Global CO2 Initiative to fund commercialization of ‘trees on steroids’
A new company, Global CO2 Initiative, has been launched with up to US$100 million in funding to finance the development and commercialization of means to capture and reuse of carbon dioxide. CEO Dr Issam Dairanieh told Carbon Brief that what the company aims to do is bring into being ‘trees on steroids’ – techniques to quickly capture carbon and use it usefully. He pointed to their identification of “a company that produces cement and concrete at a carbon footprint 70% less than what’s currently done”, as well as opportunities for capturing carbon from sources in which the CO2 is close to pure – methane reforming processes in refining, and biomass fermentation to produce biofuels. The global board of the Global CO2 Initiative includes Steven Chu, the former US secretary of energy, and Jeremy Oppenheim, programme chair of the New Climate Economy project.
DOE and CanmetEnergy open 1 MW oxy-fired test facility for carbon capture, utilisation and storage research
A new 1 MWth oxy-fired pressurized fluidized bed combustion test facility has been opened in Ottawa, Canada, funded by the U.S. Department of Energy and Natural Resources Canada through CanmetEnergy.
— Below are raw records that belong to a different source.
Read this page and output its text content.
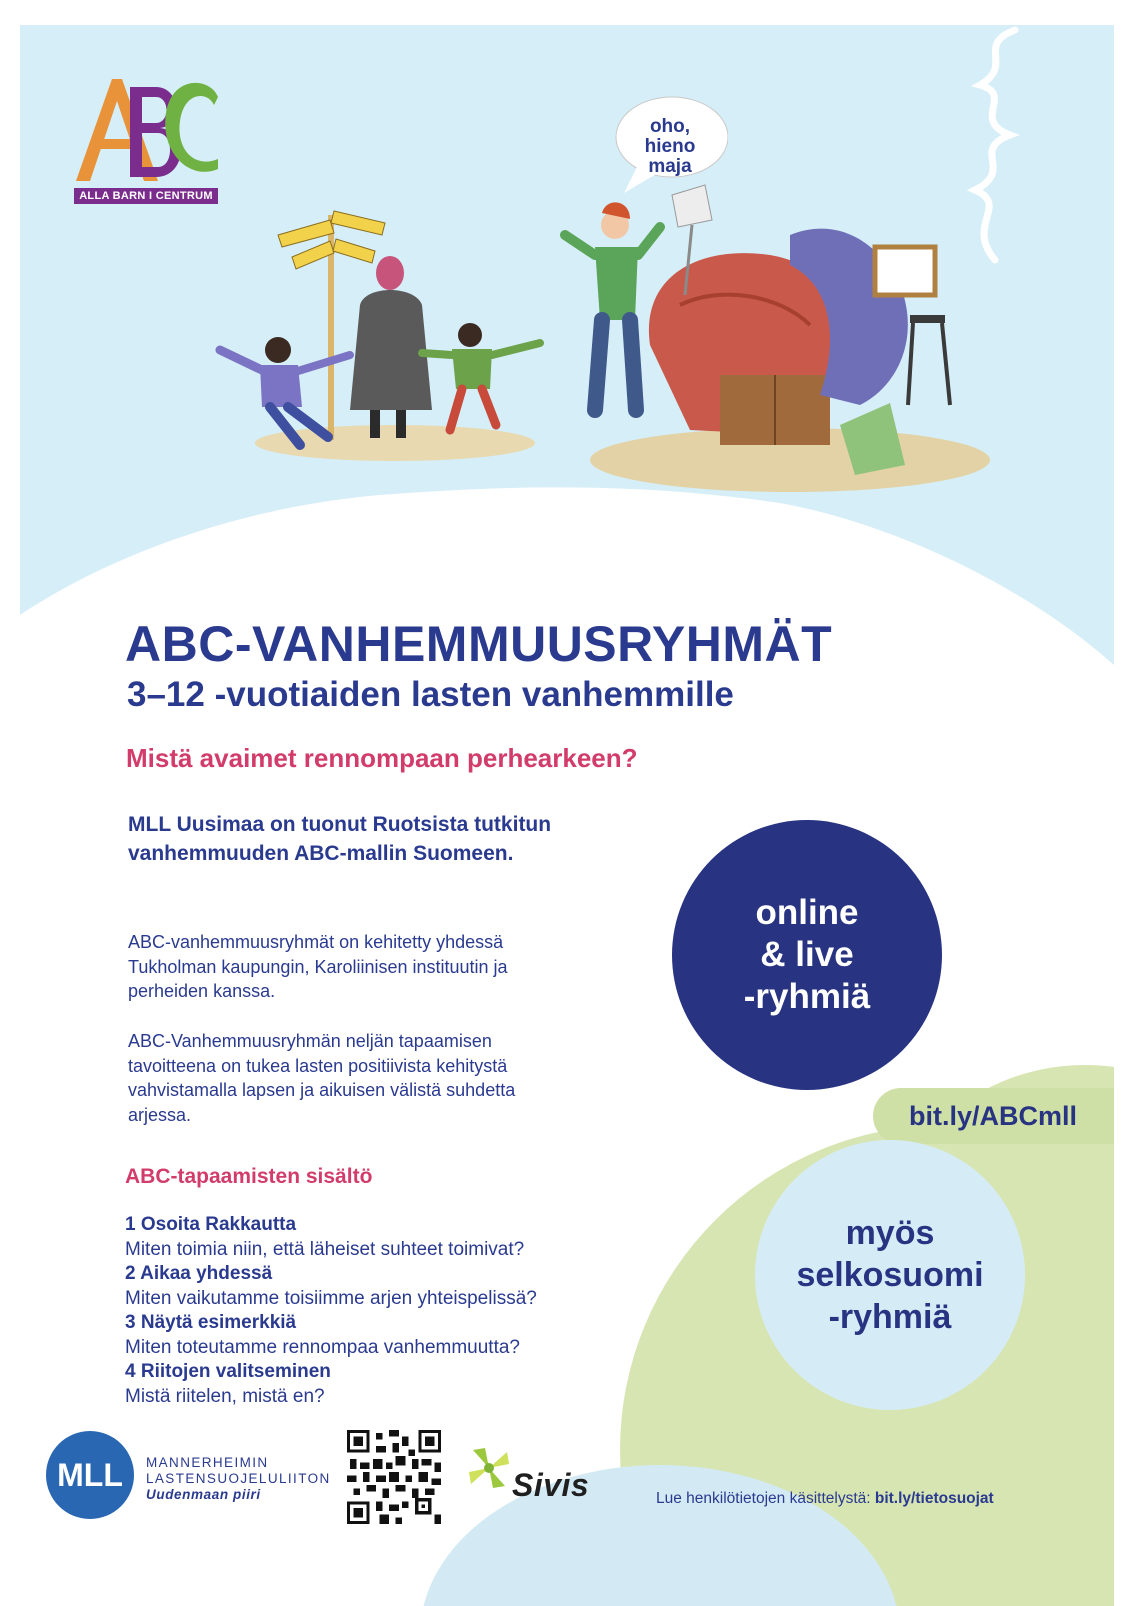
ALLA BARN I CENTRUM
oho,
hieno
maja
ABC-VANHEMMUUSRYHMÄT
3–12 -vuotiaiden lasten vanhemmille
Mistä avaimet rennompaan perhearkeen?

MLL Uusimaa on tuonut Ruotsista tutkitun vanhemmuuden ABC-mallin Suomeen.

ABC-vanhemmuusryhmät on kehitetty yhdessä Tukholman kaupungin, Karoliinisen instituutin ja perheiden kanssa.

ABC-Vanhemmuusryhmän neljän tapaamisen tavoitteena on tukea lasten positiivista kehitystä vahvistamalla lapsen ja aikuisen välistä suhdetta arjessa.

ABC-tapaamisten sisältö
1 Osoita Rakkautta
Miten toimia niin, että läheiset suhteet toimivat?
2 Aikaa yhdessä
Miten vaikutamme toisiimme arjen yhteispelissä?
3 Näytä esimerkkiä
Miten toteutamme rennompaa vanhemmuutta?
4 Riitojen valitseminen
Mistä riitelen, mistä en?
online
& live
-ryhmiä
bit.ly/ABCmll
myös
selkosuomi
-ryhmiä
MLL MANNERHEIMIN
LASTENSUOJELULIITON
Uudenmaan piiri	Sivis	Lue henkilötietojen käsittelystä: bit.ly/tietosuojat
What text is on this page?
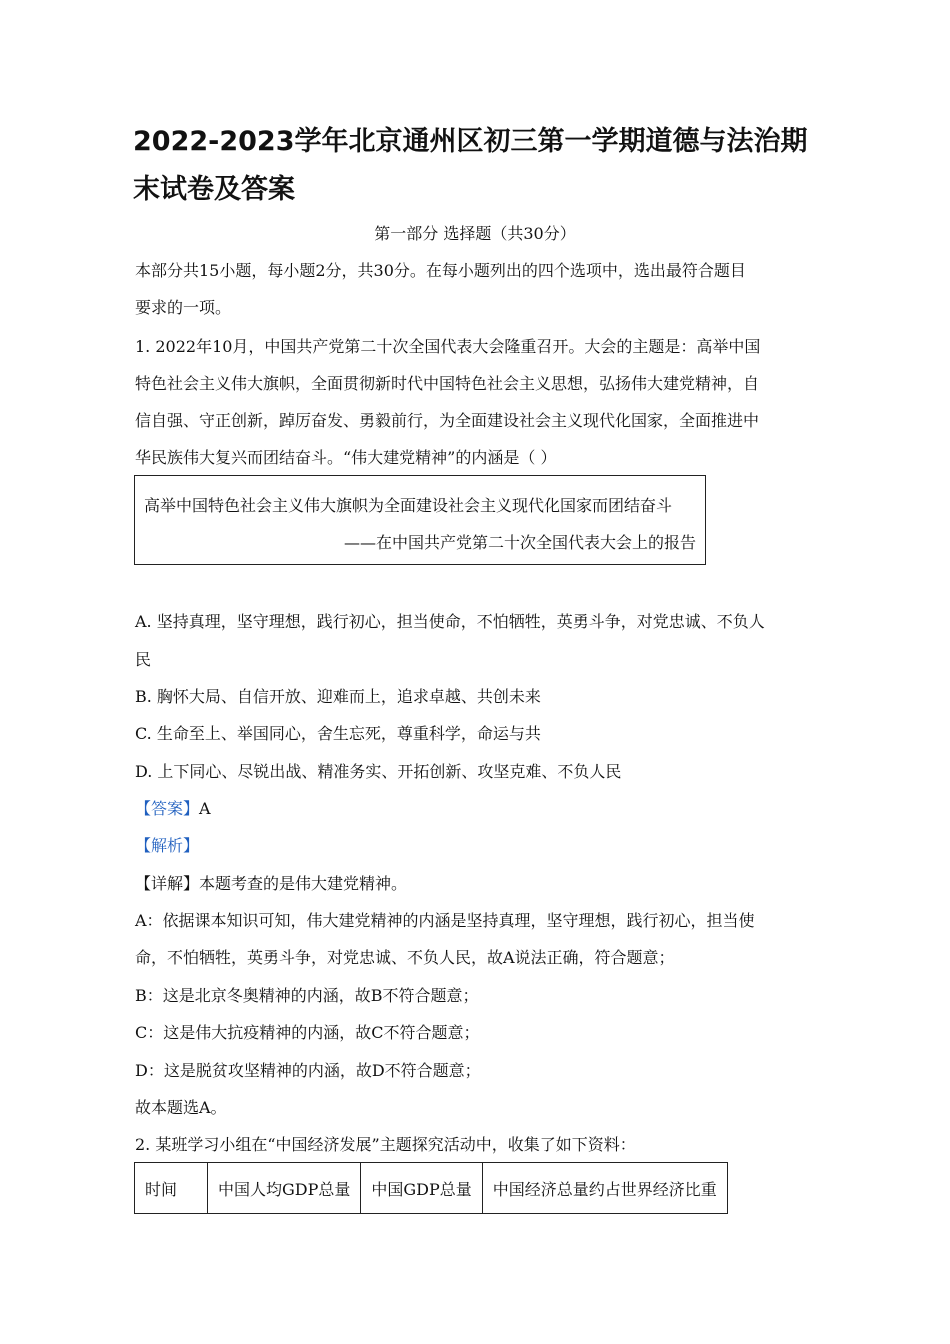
2022-2023学年北京通州区初三第一学期道德与法治期末试卷及答案
第一部分 选择题（共30分）
本部分共15小题，每小题2分，共30分。在每小题列出的四个选项中，选出最符合题目
要求的一项。
1. 2022年10月，中国共产党第二十次全国代表大会隆重召开。大会的主题是：高举中国
特色社会主义伟大旗帜，全面贯彻新时代中国特色社会主义思想，弘扬伟大建党精神，自
信自强、守正创新，踔厉奋发、勇毅前行，为全面建设社会主义现代化国家，全面推进中
华民族伟大复兴而团结奋斗。“伟大建党精神”的内涵是（ ）
高举中国特色社会主义伟大旗帜为全面建设社会主义现代化国家而团结奋斗
——在中国共产党第二十次全国代表大会上的报告
A. 坚持真理，坚守理想，践行初心，担当使命，不怕牺牲，英勇斗争，对党忠诚、不负人
民
B. 胸怀大局、自信开放、迎难而上，追求卓越、共创未来
C. 生命至上、举国同心，舍生忘死，尊重科学，命运与共
D. 上下同心、尽锐出战、精准务实、开拓创新、攻坚克难、不负人民
【答案】A
【解析】
【详解】本题考查的是伟大建党精神。
A：依据课本知识可知，伟大建党精神的内涵是坚持真理，坚守理想，践行初心，担当使
命，不怕牺牲，英勇斗争，对党忠诚、不负人民，故A说法正确，符合题意；
B：这是北京冬奥精神的内涵，故B不符合题意；
C：这是伟大抗疫精神的内涵，故C不符合题意；
D：这是脱贫攻坚精神的内涵，故D不符合题意；
故本题选A。
2. 某班学习小组在“中国经济发展”主题探究活动中，收集了如下资料：
时间	中国人均GDP总量	中国GDP总量	中国经济总量约占世界经济比重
The facility will test processes to capture CO2 for storage and utilisation in conjunction with oxy-fuel firing, with the project being led by the Gas Technology Institute (GTI) in partnership with the Linde Group, the Electric Power Research Institute, Alstom Power and Alberta Innovates, and managed by the DOE’s National Energy Technology Laboratory. It promises to be a project of high interest to the combustion industry.
EDF agrees to sell coal trading arm to Jera
In an update to a story from earlier in the year, a deal to sell EDF’s coal trading business Jera, the Japanese energy trading venture co-owned by Tokyo Electric Power and Chubu Electric Power, has now been agreed. The deal improves EDF’s balance sheet and helps to move the company towards a lower-carbon image, while for Jera it significantly strengthens its market power at a time when Japanese utilities are burning more fossil fuels. Both companies have declined to state the price of the deal.